ML STAC Collection Specification 🤖

Overview 📜

This document explains the structure and content of the ML Collection extension. An ML-STAC Collection is simply an STAC Collection with additional fields (i.e. extensions). The STAC Collection Specification defines a set of common fields to describe a group of Items that share properties and metadata. These fields encompass vital information about the tensor structure, the tasks, the providers, the data quality, etc. Most of this fields are estimated automatically from the ML-STAC Items, but others are required to be manually configured by the data provider. It is important to note that the ML-STAC Catalog and ML-STAC Item do not comply with the STAC specification, in favour of having a structure that is more intuitive and efficient in ML workflows. To create an ML-STAC Collection, you only need to comply with both the STAC Collection and ML-STAC Collection REQUIRED fields:

About the STAC fields 🛠️

These fields are obtained from the STAC Collection specification v1.0.0-rc.4. For further details on how to create an STAC Collection, please refer to the STAC Collection specification

Element	Type	Description
type	string	REQUIRED. Must be set to `Collection` to be a valid Collection.
stac_version	string	REQUIRED. The STAC version the Collection implements.
id	string	REQUIRED. A unique identifier string.
description	string	REQUIRED. Detailed multi-line description to fully explain the Collection. CommonMark 0.29 syntax MAY be used for rich text representation.
license	string	REQUIRED. Collection's license(s), either an SPDX License identifier, `various` if multiple licenses apply or `proprietary` for all other cases.
extent	Extent Object	REQUIRED. Spatial and temporal extents.
links	Link Object	REQUIRED. A list of references to other documents.
keywords	[string]	OPTIONAL. List of keywords describing the Collection.
providers	Provider Object	OPTIONAL. A list of providers, which may include all organizations capturing or processing the data or the hosting provider. Providers should be listed in chronological order with the most recent provider being the last element of the list.
keywords	[string]	OPTIONAL. List of keywords describing the Collection.

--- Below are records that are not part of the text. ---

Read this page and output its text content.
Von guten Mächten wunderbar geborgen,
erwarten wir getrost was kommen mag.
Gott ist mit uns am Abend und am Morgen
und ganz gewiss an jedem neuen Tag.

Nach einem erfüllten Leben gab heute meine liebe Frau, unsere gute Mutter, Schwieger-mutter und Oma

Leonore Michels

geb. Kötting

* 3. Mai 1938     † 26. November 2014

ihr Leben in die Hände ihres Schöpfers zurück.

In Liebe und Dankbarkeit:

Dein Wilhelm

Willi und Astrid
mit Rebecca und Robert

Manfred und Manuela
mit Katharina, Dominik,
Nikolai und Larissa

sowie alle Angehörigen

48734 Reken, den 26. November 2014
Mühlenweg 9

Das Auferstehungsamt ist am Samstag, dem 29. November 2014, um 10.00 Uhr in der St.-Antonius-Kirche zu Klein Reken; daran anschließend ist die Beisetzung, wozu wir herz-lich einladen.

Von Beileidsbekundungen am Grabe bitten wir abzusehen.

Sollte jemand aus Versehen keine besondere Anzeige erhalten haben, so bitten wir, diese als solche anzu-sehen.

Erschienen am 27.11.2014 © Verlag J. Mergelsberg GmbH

Additional Field Information 📄

stac_version 📜

In general, STAC versions can be mixed, but please keep the recommended best practices in mind.

stac_extensions 🧩

The ML STAC Collection depends on the following extensions:

File extension: Provides a way to specify file-related details such as checksum and size for the dataset.
Datacube extension: Provides a way to specify the tensor dimensions.
classification extension: Provides a way to specify the classification scheme of the dataset. Useful for classification, object detection, semantic segmentation, instance segmentation, and panoptic segmentation tasks.
projection extension: Provides a way to specify the projection of the dataset.

Extent Object 🌍

More information about this field can be found in the STAC Collection specification Extent Object section.

Link Object 🔗

ML-STAC Collection does not need to define a relashionship with another entity. Therefore the rel field must be set to self. A detailed description of the Link Object can be found in the STAC Collection specification.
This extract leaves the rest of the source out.